Analysing gene activity in human SCLC tumours
The new findings came from analysis of gene activity in human SCLC tumours and revealed an unexpected activity pattern in around 20% of samples.
Christopher Vakoc, MD, associate professor at Cold Spring Harbor Laboratory, led the research team which found a paucity of neuroendocrine makers in pulmonary neuroendocrine cells, a cell type thought to be the source of SCLC.
What method was used to understand cancer line growth?
Using a method developed in 2015 that uses the gene-editing tool CRISPR, the team were looking for specific proteins that are critical to the growth of various cancer lines, including SCLC lines.
Using this CRISPR screen, the research team found that a transcription factor called POU2F3 is expressed exclusively in the minority of SCLC tumours with low levels of neuroendocrine markers.
Vakoc said: “We were using the CRISPR screen to discover new vulnerabilities in this disease that we didn’t know about before.
“The surprise is that in the process, we discovered a new form of lung cancer.”
Is it time for more uniquely designed clinical studies?
First author on the paper and postdoctoral investigator Yu-Han Huang added: “In the past, we’ve lumped the different forms of SCLC together because they look similar on a microscope slide, but we now have some molecular tests that can easily discriminate these malignancies.
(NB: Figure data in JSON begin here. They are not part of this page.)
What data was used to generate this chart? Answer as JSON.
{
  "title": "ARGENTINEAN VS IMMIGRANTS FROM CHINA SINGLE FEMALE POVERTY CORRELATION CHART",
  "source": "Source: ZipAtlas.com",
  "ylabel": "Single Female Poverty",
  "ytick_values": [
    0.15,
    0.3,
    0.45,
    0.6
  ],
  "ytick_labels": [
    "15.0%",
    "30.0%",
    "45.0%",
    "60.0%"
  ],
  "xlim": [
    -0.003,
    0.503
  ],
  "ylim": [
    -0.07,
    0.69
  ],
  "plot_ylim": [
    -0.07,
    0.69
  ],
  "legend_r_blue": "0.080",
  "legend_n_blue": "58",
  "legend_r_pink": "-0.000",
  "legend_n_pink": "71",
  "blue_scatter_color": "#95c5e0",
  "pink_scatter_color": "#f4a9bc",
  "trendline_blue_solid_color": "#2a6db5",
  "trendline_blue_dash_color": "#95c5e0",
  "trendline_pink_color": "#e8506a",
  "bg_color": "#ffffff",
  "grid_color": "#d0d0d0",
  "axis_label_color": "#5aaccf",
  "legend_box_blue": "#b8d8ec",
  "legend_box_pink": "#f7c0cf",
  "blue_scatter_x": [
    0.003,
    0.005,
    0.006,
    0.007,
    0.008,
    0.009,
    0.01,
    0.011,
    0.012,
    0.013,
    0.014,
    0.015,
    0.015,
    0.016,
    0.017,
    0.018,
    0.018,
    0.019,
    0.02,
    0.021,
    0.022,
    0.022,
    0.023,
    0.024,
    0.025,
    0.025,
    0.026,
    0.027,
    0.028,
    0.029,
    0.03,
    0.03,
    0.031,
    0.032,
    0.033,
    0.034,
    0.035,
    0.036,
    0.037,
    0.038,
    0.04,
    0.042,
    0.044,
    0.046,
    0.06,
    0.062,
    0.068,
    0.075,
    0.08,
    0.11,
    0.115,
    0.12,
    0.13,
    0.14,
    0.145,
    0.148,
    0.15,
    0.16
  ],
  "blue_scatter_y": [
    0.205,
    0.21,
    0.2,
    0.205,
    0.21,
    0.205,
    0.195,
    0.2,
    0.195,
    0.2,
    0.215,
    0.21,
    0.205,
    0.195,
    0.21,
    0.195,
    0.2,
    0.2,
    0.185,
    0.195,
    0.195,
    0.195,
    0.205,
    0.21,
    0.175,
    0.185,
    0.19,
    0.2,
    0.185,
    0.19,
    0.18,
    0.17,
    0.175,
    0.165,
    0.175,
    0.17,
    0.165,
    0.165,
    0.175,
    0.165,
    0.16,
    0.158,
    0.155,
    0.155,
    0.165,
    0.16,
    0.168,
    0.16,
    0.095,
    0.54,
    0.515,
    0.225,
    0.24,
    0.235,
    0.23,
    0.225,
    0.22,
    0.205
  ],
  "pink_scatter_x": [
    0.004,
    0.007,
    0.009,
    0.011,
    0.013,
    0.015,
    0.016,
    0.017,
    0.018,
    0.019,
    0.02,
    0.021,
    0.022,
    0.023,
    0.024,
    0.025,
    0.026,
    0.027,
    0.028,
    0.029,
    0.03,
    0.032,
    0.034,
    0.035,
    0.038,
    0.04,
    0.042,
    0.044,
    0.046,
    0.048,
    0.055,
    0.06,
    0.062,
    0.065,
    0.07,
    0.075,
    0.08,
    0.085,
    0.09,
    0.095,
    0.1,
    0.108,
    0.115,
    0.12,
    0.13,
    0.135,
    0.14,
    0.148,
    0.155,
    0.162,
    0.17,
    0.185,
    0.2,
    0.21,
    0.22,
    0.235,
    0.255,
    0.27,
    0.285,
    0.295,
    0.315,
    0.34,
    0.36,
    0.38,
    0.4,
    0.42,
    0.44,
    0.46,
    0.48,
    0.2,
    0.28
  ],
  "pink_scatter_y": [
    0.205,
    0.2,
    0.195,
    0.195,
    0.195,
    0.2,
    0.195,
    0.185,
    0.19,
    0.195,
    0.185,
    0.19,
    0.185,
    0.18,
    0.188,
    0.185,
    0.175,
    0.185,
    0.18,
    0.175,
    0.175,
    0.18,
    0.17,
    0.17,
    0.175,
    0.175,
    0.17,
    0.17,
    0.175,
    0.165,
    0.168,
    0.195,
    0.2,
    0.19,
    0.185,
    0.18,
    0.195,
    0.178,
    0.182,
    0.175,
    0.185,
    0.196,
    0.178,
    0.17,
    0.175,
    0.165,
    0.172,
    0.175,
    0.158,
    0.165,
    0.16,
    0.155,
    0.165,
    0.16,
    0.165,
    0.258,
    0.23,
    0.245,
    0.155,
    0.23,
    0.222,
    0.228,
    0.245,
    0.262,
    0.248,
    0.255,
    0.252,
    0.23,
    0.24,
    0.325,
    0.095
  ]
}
“Our findings suggest that we should be designing clinical studies for them separately, to find therapies that might cater to the different types of tumour.”
What’s next for the research team?
Currently, Vakoc’s team is looking for collaborators to do preclinical tests in mice to test compounds that target POU2F3.
They also plan to use their CRISPR-based stress test to look for variant types of pancreas cancer, which they hope might provide similarly specific targets for treatments.